Due to the fact that the GDPR is a regulation rather than a directive, it does not require transposition into national laws. However, the German government debates about new legislation in order to make German data protection law compliant with the GDPR. However, in July the German government issued a statement saying it is working on the new legislation but not mentioning whether this also includes that DPAs are able to challenge adequacy decisions.
Furthermore, Caspar commented that the Article 29 Working Party’s next opportunity to question the Privacy Shield will come in a year’s time, “if the Shield will still be in force”.
However, not only Caspar shows a sceptical point of view towards the Privacy Shield, Thomas Jansen, a partner with DLA Piper in Munich stated that “Many [European] data protection and privacy experts see a high risk that the Privacy Shield will be invalidated”.
4. August 2016
Although companies began submitting their application to join the EU-U.S. Privacy Shield, the U.S. Department of Commerce did not immediately list their compliance.
Among others, Microsoft was one of the first businesses to certify that it complied with the new rules for transferring European Union citizens’ personal data to the U.S.

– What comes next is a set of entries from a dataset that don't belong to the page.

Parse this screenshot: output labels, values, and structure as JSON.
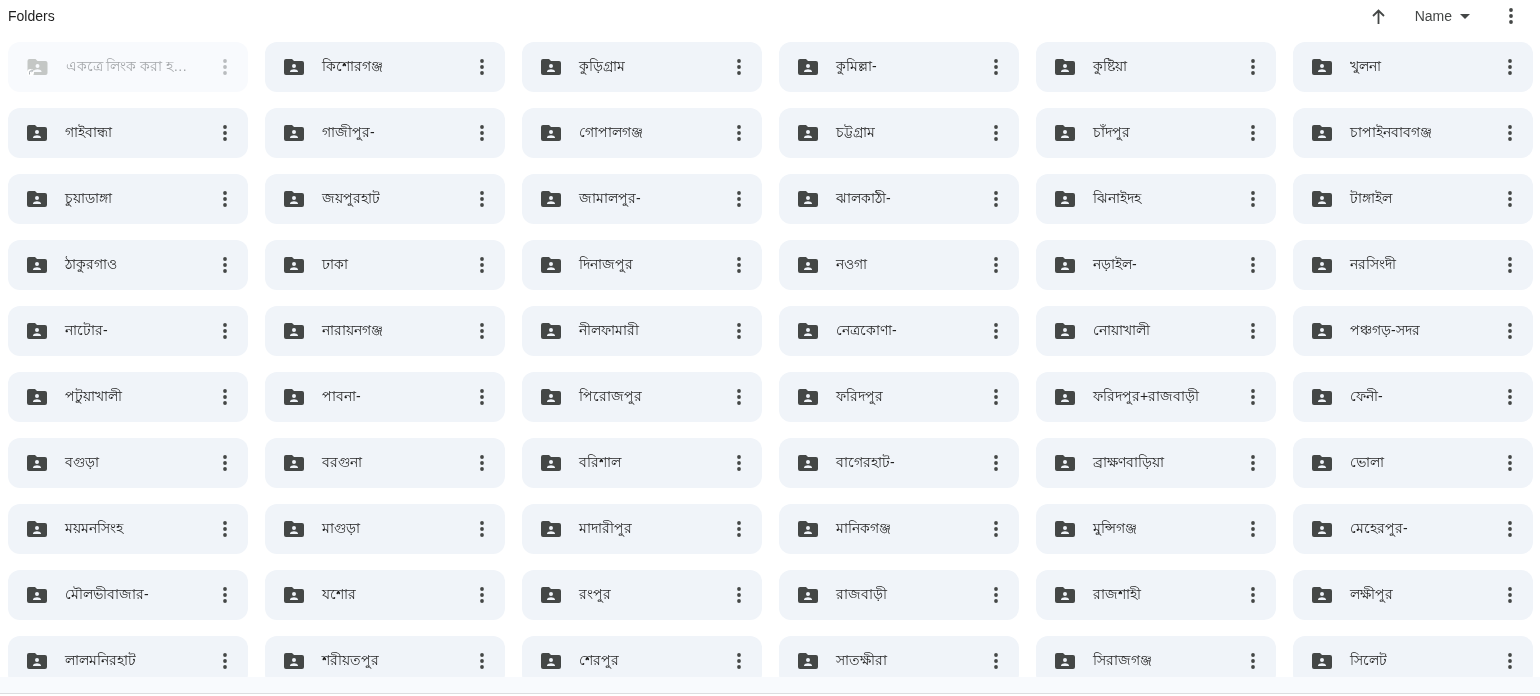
{
  "header": {
    "title": "Folders",
    "sort": {
      "label": "Name"
    }
  },
  "folders": [
    {
      "name": "একত্রে লিংক করা হ…",
      "kind": "shortcut",
      "disabled": true
    },
    {
      "name": "কিশোরগঞ্জ",
      "kind": "shared",
      "disabled": false
    },
    {
      "name": "কুড়িগ্রাম",
      "kind": "shared",
      "disabled": false
    },
    {
      "name": "কুমিল্লা-",
      "kind": "shared",
      "disabled": false
    },
    {
      "name": "কুষ্টিয়া",
      "kind": "shared",
      "disabled": false
    },
    {
      "name": "খুলনা",
      "kind": "shared",
      "disabled": false
    },
    {
      "name": "গাইবান্ধা",
      "kind": "shared",
      "disabled": false
    },
    {
      "name": "গাজীপুর-",
      "kind": "shared",
      "disabled": false
    },
    {
      "name": "গোপালগঞ্জ",
      "kind": "shared",
      "disabled": false
    },
    {
      "name": "চট্টগ্রাম",
      "kind": "shared",
      "disabled": false
    },
    {
      "name": "চাঁদপুর",
      "kind": "shared",
      "disabled": false
    },
    {
      "name": "চাপাইনবাবগঞ্জ",
      "kind": "shared",
      "disabled": false
    },
    {
      "name": "চুয়াডাঙ্গা",
      "kind": "shared",
      "disabled": false
    },
    {
      "name": "জয়পুরহাট",
      "kind": "shared",
      "disabled": false
    },
    {
      "name": "জামালপুর-",
      "kind": "shared",
      "disabled": false
    },
    {
      "name": "ঝালকাঠী-",
      "kind": "shared",
      "disabled": false
    },
    {
      "name": "ঝিনাইদহ",
      "kind": "shared",
      "disabled": false
    },
    {
      "name": "টাঙ্গাইল",
      "kind": "shared",
      "disabled": false
    },
    {
      "name": "ঠাকুরগাও",
      "kind": "shared",
      "disabled": false
    },
    {
      "name": "ঢাকা",
      "kind": "shared",
      "disabled": false
    },
    {
      "name": "দিনাজপুর",
      "kind": "shared",
      "disabled": false
    },
    {
      "name": "নওগা",
      "kind": "shared",
      "disabled": false
    },
    {
      "name": "নড়াইল-",
      "kind": "shared",
      "disabled": false
    },
    {
      "name": "নরসিংদী",
      "kind": "shared",
      "disabled": false
    },
    {
      "name": "নাটোর-",
      "kind": "shared",
      "disabled": false
    },
    {
      "name": "নারায়নগঞ্জ",
      "kind": "shared",
      "disabled": false
    },
    {
      "name": "নীলফামারী",
      "kind": "shared",
      "disabled": false
    },
    {
      "name": "নেত্রকোণা-",
      "kind": "shared",
      "disabled": false
    },
    {
      "name": "নোয়াখালী",
      "kind": "shared",
      "disabled": false
    },
    {
      "name": "পঞ্চগড়-সদর",
      "kind": "shared",
      "disabled": false
    },
    {
      "name": "পটুয়াখালী",
      "kind": "shared",
      "disabled": false
    },
    {
      "name": "পাবনা-",
      "kind": "shared",
      "disabled": false
    },
    {
      "name": "পিরোজপুর",
      "kind": "shared",
      "disabled": false
    },
    {
      "name": "ফরিদপুর",
      "kind": "shared",
      "disabled": false
    },
    {
      "name": "ফরিদপুর+রাজবাড়ী",
      "kind": "shared",
      "disabled": false
    },
    {
      "name": "ফেনী-",
      "kind": "shared",
      "disabled": false
    },
    {
      "name": "বগুড়া",
      "kind": "shared",
      "disabled": false
    },
    {
      "name": "বরগুনা",
      "kind": "shared",
      "disabled": false
    },
    {
      "name": "বরিশাল",
      "kind": "shared",
      "disabled": false
    },
    {
      "name": "বাগেরহাট-",
      "kind": "shared",
      "disabled": false
    },
    {
      "name": "ব্রাক্ষণবাড়িয়া",
      "kind": "shared",
      "disabled": false
    },
    {
      "name": "ভোলা",
      "kind": "shared",
      "disabled": false
    },
    {
      "name": "ময়মনসিংহ",
      "kind": "shared",
      "disabled": false
    },
    {
      "name": "মাগুড়া",
      "kind": "shared",
      "disabled": false
    },
    {
      "name": "মাদারীপুর",
      "kind": "shared",
      "disabled": false
    },
    {
      "name": "মানিকগঞ্জ",
      "kind": "shared",
      "disabled": false
    },
    {
      "name": "মুন্সিগঞ্জ",
      "kind": "shared",
      "disabled": false
    },
    {
      "name": "মেহেরপুর-",
      "kind": "shared",
      "disabled": false
    },
    {
      "name": "মৌলভীবাজার-",
      "kind": "shared",
      "disabled": false
    },
    {
      "name": "যশোর",
      "kind": "shared",
      "disabled": false
    },
    {
      "name": "রংপুর",
      "kind": "shared",
      "disabled": false
    },
    {
      "name": "রাজবাড়ী",
      "kind": "shared",
      "disabled": false
    },
    {
      "name": "রাজশাহী",
      "kind": "shared",
      "disabled": false
    },
    {
      "name": "লক্ষীপুর",
      "kind": "shared",
      "disabled": false
    },
    {
      "name": "লালমনিরহাট",
      "kind": "shared",
      "disabled": false
    },
    {
      "name": "শরীয়তপুর",
      "kind": "shared",
      "disabled": false
    },
    {
      "name": "শেরপুর",
      "kind": "shared",
      "disabled": false
    },
    {
      "name": "সাতক্ষীরা",
      "kind": "shared",
      "disabled": false
    },
    {
      "name": "সিরাজগঞ্জ",
      "kind": "shared",
      "disabled": false
    },
    {
      "name": "সিলেট",
      "kind": "shared",
      "disabled": false
    }
  ]
}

On its blog Microsoft published a statement by Vice President for EU Government Affairs John Frank saying “We expect it to be approved in the coming days”. Furthermore, he said “Going forward, any data which we will transfer from Europe to the U.S. will be protected by the Privacy Shield’s safeguards.”

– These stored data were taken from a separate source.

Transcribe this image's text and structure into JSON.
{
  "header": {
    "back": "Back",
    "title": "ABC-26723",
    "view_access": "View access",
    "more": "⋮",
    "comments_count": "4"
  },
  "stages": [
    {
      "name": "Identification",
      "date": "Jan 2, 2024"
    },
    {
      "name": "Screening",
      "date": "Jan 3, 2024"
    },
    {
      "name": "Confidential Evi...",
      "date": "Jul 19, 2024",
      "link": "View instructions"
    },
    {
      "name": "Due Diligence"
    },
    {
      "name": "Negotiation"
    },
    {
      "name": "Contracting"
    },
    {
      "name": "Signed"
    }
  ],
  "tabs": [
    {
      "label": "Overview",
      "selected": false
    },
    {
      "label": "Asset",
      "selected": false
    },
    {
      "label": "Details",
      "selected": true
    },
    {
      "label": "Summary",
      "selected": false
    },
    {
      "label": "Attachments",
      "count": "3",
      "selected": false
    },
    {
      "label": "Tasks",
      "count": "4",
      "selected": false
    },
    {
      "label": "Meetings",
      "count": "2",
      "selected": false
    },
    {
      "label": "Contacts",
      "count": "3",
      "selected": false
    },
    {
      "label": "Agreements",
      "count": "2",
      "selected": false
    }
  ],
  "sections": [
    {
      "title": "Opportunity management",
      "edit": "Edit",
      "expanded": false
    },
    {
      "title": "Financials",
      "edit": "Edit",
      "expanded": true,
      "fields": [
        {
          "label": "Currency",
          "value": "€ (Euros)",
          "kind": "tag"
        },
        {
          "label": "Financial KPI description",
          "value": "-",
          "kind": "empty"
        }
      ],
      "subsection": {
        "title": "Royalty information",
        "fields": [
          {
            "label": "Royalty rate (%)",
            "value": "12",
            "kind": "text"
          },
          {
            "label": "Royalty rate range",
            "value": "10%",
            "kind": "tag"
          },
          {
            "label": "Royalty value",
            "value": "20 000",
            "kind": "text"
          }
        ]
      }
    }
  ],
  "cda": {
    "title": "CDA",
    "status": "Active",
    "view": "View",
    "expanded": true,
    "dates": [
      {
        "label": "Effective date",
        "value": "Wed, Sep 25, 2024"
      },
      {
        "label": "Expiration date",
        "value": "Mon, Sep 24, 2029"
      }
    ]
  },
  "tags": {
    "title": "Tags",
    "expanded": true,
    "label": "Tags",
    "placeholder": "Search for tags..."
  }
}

The process for joining the EU-U.S. Privacy Shield includes a self-certification, which is charged by the U.S. Department of Commerce. The fee for processing their annual applications and adding them to the register ranges from $250 for organizations with revenue under US$5 million up to $3,250 for those with revenue over $5 billion.

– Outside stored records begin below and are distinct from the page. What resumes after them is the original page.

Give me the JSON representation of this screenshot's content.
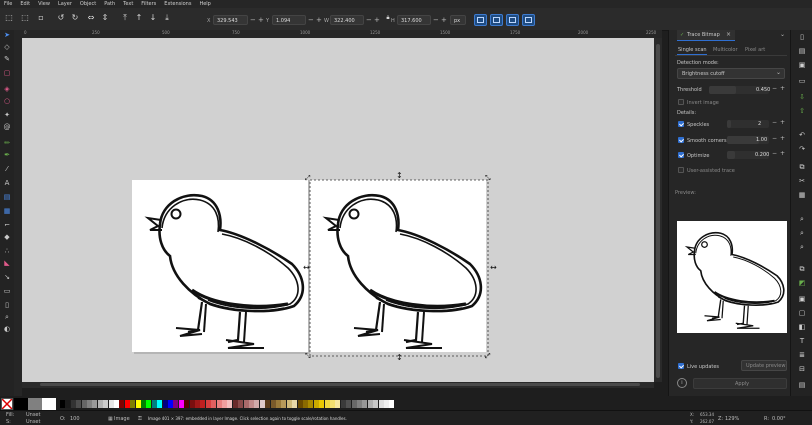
{
  "menu": [
    "File",
    "Edit",
    "View",
    "Layer",
    "Object",
    "Path",
    "Text",
    "Filters",
    "Extensions",
    "Help"
  ],
  "toolbar": {
    "x_label": "X",
    "x_value": "329.543",
    "y_label": "Y",
    "y_value": "1.094",
    "w_label": "W",
    "w_value": "322.400",
    "h_label": "H",
    "h_value": "317.600",
    "unit": "px",
    "plus": "+",
    "minus": "−"
  },
  "ruler": {
    "top_ticks": [
      "0",
      "250",
      "500",
      "750",
      "1000",
      "1250",
      "1500",
      "1750",
      "2000",
      "2250"
    ]
  },
  "panel": {
    "tab_title": "Trace Bitmap",
    "subtabs": [
      "Single scan",
      "Multicolor",
      "Pixel art"
    ],
    "detection_mode_label": "Detection mode:",
    "detection_mode_value": "Brightness cutoff",
    "threshold_label": "Threshold",
    "threshold_value": "0.450",
    "invert_label": "Invert image",
    "details_label": "Details:",
    "speckles_label": "Speckles",
    "speckles_value": "2",
    "smooth_label": "Smooth corners",
    "smooth_value": "1.00",
    "optimize_label": "Optimize",
    "optimize_value": "0.200",
    "user_assisted_label": "User-assisted trace",
    "preview_label": "Preview:",
    "live_updates_label": "Live updates",
    "update_preview_label": "Update preview",
    "apply_label": "Apply",
    "plus": "+",
    "minus": "−"
  },
  "status": {
    "fill_label": "Fill:",
    "fill_value": "Unset",
    "stroke_label": "S:",
    "stroke_value": "Unset",
    "opacity_label": "O:",
    "opacity_value": "100",
    "layer_value": "Image",
    "message": "Image 401 × 397: embedded in layer Image. Click selection again to toggle scale/rotation handles.",
    "x_label": "X:",
    "x_value": "653.34",
    "y_label": "Y:",
    "y_value": "262.07",
    "zoom_label": "Z:",
    "zoom_value": "129%",
    "rot_label": "R:",
    "rot_value": "0.00°"
  },
  "colors": {
    "accent": "#2f6fd1",
    "canvas_bg": "#d1d1d1",
    "palette": [
      "#000000",
      "#1a1a1a",
      "#333333",
      "#4d4d4d",
      "#666666",
      "#808080",
      "#999999",
      "#b3b3b3",
      "#cccccc",
      "#e6e6e6",
      "#ffffff",
      "#800000",
      "#ff0000",
      "#808000",
      "#ffff00",
      "#008000",
      "#00ff00",
      "#008080",
      "#00ffff",
      "#000080",
      "#0000ff",
      "#800080",
      "#ff00ff",
      "#5a0000",
      "#7a0f0f",
      "#a01818",
      "#c02020",
      "#d84040",
      "#e06060",
      "#e88080",
      "#f0a0a0",
      "#f4c0c0",
      "#6a2a2a",
      "#8a4a4a",
      "#aa6a6a",
      "#c08a8a",
      "#d0aaaa",
      "#e0caca",
      "#5a3a1a",
      "#7a5a2a",
      "#9a7a3a",
      "#b89a5a",
      "#d0ba7a",
      "#e8d8a8",
      "#6a4a00",
      "#8a6a00",
      "#aa8a00",
      "#caaa00",
      "#eac800",
      "#f0d840",
      "#f4e070",
      "#f8e8a0",
      "#3a3a3a",
      "#505050",
      "#686868",
      "#808080",
      "#989898",
      "#b0b0b0",
      "#c8c8c8",
      "#e0e0e0",
      "#f0f0f0",
      "#ffffff"
    ]
  }
}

However, organizations also have to pay in order to join an arbitration service or in terms of data protection authorities dealing with complaints.
Recently, the IAPP (International Association for Privacy Professionals) published the results of a survey carried out by Baker & McKenzie regarding the perspectives and expectations that Privacy Professionals have about the changing legislative scope in the field of Data Protection.
The participants were senior managers and individuals involved in the fields of data protection and data security that belonged to multi-national organizations, government agencies, regulatory bodies or policy and academic institutions.
Most of the respondents acknowledge that both, GDPR and Privacy Shield, imply that organizations have to implement an action-plan accordingly. This will imply higher costs and efforts. Furthermore, 70% of the respondents stated that the most difficult requirements of the GDPR to comply with are consent, data mapping and international data transfers. A 45% stated that their organization does not have adequate tools currently to be compliant and implementing the required tools may be involved with significant costs.
Moreover, the majority of the participants recommended organizations to self-certify as soon as possible, so that they would still have nine months to make contractors also comply with the principles. Also, they believe that the Privacy Shield should be complemented by other mechanisms to transfer personal data such as Binding Corporate Rules or Standard Contractual Clauses.